Enfin, elle voit s’accroître sa capacité de coopération (opérations, échanges d’informations), sans contrôle du Parlement européen, avec un nombre croissant de pays, dont certains bafouent de façon notoire les droits de l’Homme[2].
Ce ne sont pas seulement les moyens de l’agence qui sont aujourd’hui renforcés. Le nouveau mandat perpétue aussi une dilution des responsabilités entre les Etats membres et l’agence, qui a pour conséquence l’impunité de cette dernière. Mise en cause fin août 2016 pour un usage excessif et quasi systématique de la force (y compris par armes à feu) durant ses interventions en mer Egée, Frontex nie toute responsabilité, et s’en défausse sur les autorités grecques[3]. À l’issue d’une enquête menée au niveau national, les garde-côtes grecs n’ont finalement pas été condamnés.
Le mécanisme de plainte, réclamé depuis 2012 par la médiatrice européenne et instauré par le nouveau mandat, est bien insuffisant pour rendre l’agence et/ou ses employés responsable(s) de ses agissements devant une juridiction indépendante. Les victimes des opérations de l’agence ne seront toujours pas en situation d’obtenir des réparations.

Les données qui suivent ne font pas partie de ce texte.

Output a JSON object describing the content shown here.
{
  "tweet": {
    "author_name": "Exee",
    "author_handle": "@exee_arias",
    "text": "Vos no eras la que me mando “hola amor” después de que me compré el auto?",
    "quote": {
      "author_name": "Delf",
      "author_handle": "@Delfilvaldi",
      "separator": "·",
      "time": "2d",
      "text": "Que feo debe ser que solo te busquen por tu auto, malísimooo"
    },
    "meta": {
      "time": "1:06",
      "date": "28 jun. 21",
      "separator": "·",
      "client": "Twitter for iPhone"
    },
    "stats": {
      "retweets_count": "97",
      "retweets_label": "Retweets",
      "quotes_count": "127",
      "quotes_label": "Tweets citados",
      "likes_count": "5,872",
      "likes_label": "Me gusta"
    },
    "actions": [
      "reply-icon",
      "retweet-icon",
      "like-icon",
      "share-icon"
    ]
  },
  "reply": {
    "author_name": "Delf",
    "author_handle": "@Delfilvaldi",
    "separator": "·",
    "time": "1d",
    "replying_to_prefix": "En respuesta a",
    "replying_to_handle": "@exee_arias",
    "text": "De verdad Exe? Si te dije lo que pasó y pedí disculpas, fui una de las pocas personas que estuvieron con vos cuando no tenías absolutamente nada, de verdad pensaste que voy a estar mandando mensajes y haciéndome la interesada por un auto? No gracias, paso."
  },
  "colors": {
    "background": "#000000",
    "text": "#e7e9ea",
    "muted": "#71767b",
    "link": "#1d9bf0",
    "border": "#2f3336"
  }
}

Pourtant, l’agence continuera de porter atteinte à de nombreux droits[4] : au premier chef, celui de quitter tout pays y compris le sien, mais aussi celui de demander l’asile et de ne pas être refoulé, sans oublier le droit à la protection des données personnelles et le droit à un recours effectif.
Si l’aval du mandat renforcé par le Conseil de l’UE était prévisible, sa validation par le Parlement Européen laisse un goût amer. L’Assemblée Parlementaire entérine l’absence cruciale de contrôle démocratique sur bon nombre d’opérations de Frontex, en particulier celles organisées hors du territoire de l’UE.

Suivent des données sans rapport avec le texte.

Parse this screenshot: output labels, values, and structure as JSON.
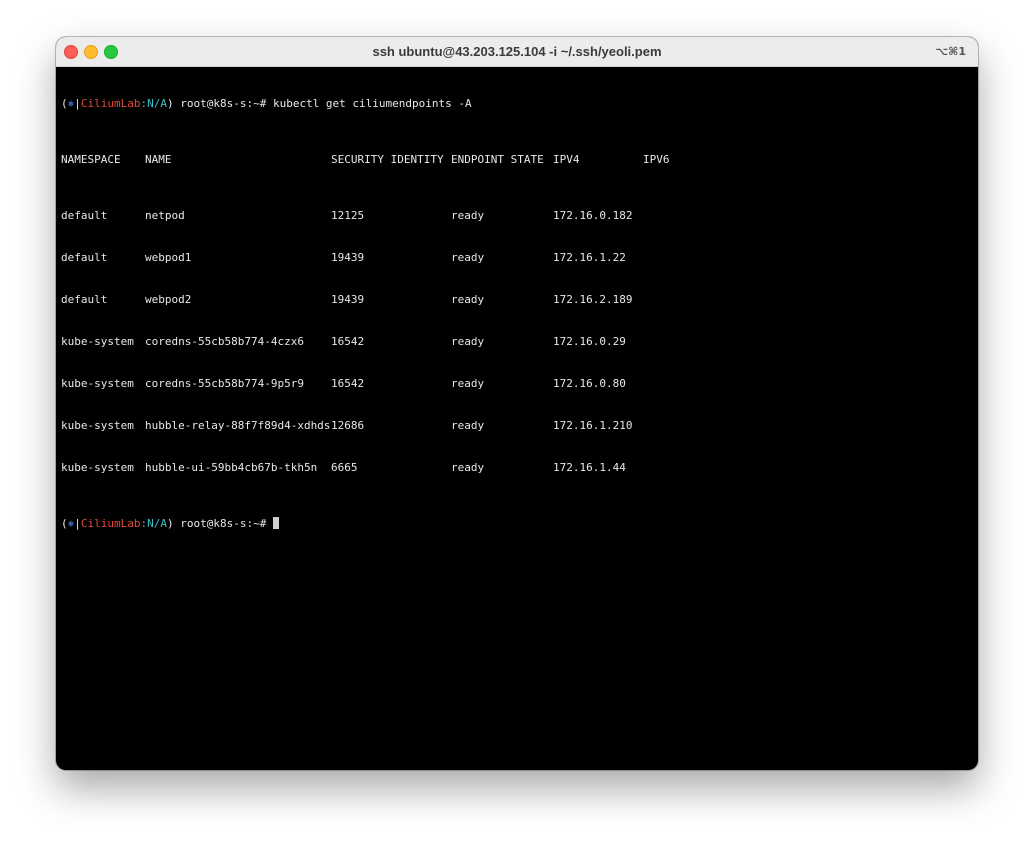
{
  "window": {
    "title": "ssh ubuntu@43.203.125.104 -i ~/.ssh/yeoli.pem",
    "shortcut": "⌥⌘1"
  },
  "prompt": {
    "open_paren": "(",
    "k8s_icon": "⎈",
    "separator": "|",
    "context": "CiliumLab",
    "colon": ":",
    "namespace": "N/A",
    "close_and_user": ") root@k8s-s:~# "
  },
  "command": "kubectl get ciliumendpoints -A",
  "table": {
    "headers": [
      "NAMESPACE",
      "NAME",
      "SECURITY IDENTITY",
      "ENDPOINT STATE",
      "IPV4",
      "IPV6"
    ],
    "rows": [
      [
        "default",
        "netpod",
        "12125",
        "ready",
        "172.16.0.182",
        ""
      ],
      [
        "default",
        "webpod1",
        "19439",
        "ready",
        "172.16.1.22",
        ""
      ],
      [
        "default",
        "webpod2",
        "19439",
        "ready",
        "172.16.2.189",
        ""
      ],
      [
        "kube-system",
        "coredns-55cb58b774-4czx6",
        "16542",
        "ready",
        "172.16.0.29",
        ""
      ],
      [
        "kube-system",
        "coredns-55cb58b774-9p5r9",
        "16542",
        "ready",
        "172.16.0.80",
        ""
      ],
      [
        "kube-system",
        "hubble-relay-88f7f89d4-xdhds",
        "12686",
        "ready",
        "172.16.1.210",
        ""
      ],
      [
        "kube-system",
        "hubble-ui-59bb4cb67b-tkh5n",
        "6665",
        "ready",
        "172.16.1.44",
        ""
      ]
    ]
  }
}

L’agence Frontex est le symbole et le bras agissant des politiques européennes de verrouillage des frontières. C’est pourquoi les organisations membres de la campagne Frontexit demandent sa suppression afin d’envisager enfin une politique respectueuse des droits fondamentaux, notamment du « droit de quitter tout pays y compris le sien ».
L’Europe est en guerre contre un ennemi qu’elle s’invente
www.frontexit.org
[1] Les estimations du nombre de morts et disparus dépassent déjà, en septembre 2016, le nombre atteint en 2015, considérée comme une année record (voir les dernières estimations par l’Organisation Internationale pour la Migration / Missing Migrants Project)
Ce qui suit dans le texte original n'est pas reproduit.